その同財団において、今回実施されたのが、グループの業務を支えるサーバー基盤の再構築プロジェクトである。BIKEN財団 経営企画部 システム課 課長 佐々木 寛氏は、取り組みの背景を「以前は各種の業務システムがグループ内の拠点に分散していたため、2015年頃よりデータセンターへの統合・集約化を進めてきました。これにより管理効率は高められたものの、各システムが物理環境で構築されていたことから次第にラックスペースが増大。設置費用などのコストも増加する傾向にありました」と振り返る。

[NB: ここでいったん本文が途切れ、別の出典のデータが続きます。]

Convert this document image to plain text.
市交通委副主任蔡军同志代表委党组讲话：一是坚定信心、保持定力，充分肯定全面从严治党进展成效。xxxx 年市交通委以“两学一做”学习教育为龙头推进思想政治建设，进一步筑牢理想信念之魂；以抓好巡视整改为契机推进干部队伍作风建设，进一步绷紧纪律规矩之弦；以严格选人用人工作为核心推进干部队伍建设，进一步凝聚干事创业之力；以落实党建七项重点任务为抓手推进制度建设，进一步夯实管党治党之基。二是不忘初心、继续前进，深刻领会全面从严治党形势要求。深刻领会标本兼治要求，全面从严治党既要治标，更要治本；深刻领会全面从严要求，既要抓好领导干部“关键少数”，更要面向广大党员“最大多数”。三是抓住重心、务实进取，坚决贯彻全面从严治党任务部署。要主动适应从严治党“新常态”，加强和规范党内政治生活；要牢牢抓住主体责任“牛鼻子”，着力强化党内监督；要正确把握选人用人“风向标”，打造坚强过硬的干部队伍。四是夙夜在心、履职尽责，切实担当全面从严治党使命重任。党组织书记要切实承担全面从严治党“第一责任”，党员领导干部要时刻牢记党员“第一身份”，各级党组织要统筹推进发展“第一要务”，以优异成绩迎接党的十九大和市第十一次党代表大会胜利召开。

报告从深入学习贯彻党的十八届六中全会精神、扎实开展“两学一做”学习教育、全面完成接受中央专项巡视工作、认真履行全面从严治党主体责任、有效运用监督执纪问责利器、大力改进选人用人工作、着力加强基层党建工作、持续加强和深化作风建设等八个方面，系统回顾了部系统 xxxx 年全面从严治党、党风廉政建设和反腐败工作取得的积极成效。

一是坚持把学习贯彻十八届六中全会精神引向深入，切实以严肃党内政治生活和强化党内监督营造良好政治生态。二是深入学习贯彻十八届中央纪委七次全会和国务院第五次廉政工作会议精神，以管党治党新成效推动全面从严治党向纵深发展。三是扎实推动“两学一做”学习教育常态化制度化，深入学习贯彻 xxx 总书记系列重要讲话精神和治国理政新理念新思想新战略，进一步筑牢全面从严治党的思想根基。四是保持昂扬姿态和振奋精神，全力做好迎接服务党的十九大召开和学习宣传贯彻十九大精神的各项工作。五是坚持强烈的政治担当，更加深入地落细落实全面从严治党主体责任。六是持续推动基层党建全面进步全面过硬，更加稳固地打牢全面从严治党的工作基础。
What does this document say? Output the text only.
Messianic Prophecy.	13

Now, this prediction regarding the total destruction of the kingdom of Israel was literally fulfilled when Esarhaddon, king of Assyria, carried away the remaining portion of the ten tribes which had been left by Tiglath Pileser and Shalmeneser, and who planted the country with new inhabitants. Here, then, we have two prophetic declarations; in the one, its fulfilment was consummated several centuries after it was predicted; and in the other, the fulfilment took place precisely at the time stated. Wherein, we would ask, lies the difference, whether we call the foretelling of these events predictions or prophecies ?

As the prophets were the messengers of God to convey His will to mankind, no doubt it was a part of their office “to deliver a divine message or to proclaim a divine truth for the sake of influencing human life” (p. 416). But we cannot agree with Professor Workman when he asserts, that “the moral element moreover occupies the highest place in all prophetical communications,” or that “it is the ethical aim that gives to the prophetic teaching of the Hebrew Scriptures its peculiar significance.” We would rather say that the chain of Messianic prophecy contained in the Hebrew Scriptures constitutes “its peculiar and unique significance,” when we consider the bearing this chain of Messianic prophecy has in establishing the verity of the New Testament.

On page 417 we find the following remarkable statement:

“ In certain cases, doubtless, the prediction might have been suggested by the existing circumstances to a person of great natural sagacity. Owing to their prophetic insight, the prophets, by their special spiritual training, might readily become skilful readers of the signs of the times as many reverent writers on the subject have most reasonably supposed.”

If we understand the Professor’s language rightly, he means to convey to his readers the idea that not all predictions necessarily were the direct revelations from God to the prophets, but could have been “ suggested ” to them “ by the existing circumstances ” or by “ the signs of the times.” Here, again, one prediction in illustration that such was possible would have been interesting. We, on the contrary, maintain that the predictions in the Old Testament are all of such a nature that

また、経営企画部 システム課 長谷川 貴也氏も「それに加えて、大量のサーバー群の更新作業も大きな課題になっていました。各サーバーは五月雨式に導入されてきたため、毎年何らかの機器が更新時期を迎えるような状況でした」と続ける。
こうした課題を解消すべく、同財団ではインフラ環境の抜本的な見直しに着手。そのための手段として、ハイパーコンバージド・インフラストラクチャー(以下、HCI)製品の導入に踏み切った。「数年前から小規模な仮想化基盤を運用し経験も積んでいましたので、そろそろ本番システムを全面仮想化しても問題ないと判断しました。今回の統合対象となるサーバーは物理/仮想合わせて約70台に上りますので、これらをすべて統合すれば、相当なシンプル化が図れます。さらに、その基盤にHCIを用いれば、今後のハードウェアの更新作業も格段に楽になります」と佐々木氏は語る。
加えて、もう一つ見逃せないのが、HCI 用スイッチにネットワールドが提供するMellanoxTechnologies社製10G/25G Ethernetスイッチ「Mell anox SN2010」を採用した点だ。
今回のプロジェクトを担当した富士通四国インフォテックの内田 知幸氏は、提案の理由を「製品品質の高さに加えて、コストパフォーマンスに優れている点を高く評価しました。HCI導入案件では、スイッチの高額さがネックとなって頓挫してしまうケースも少なくない。その点、Mellanoxスイッチなら、候補に挙がった他社製品の約1/4~1/5程度のコストで高性能・高信頼ネットワークを実現できます」と語る。
また、SN2010はハーフサイズのため、1Uのラックスペースに2台並べて設置することが可能。課題となっていたデータセンター費用削減にも役立てることができる。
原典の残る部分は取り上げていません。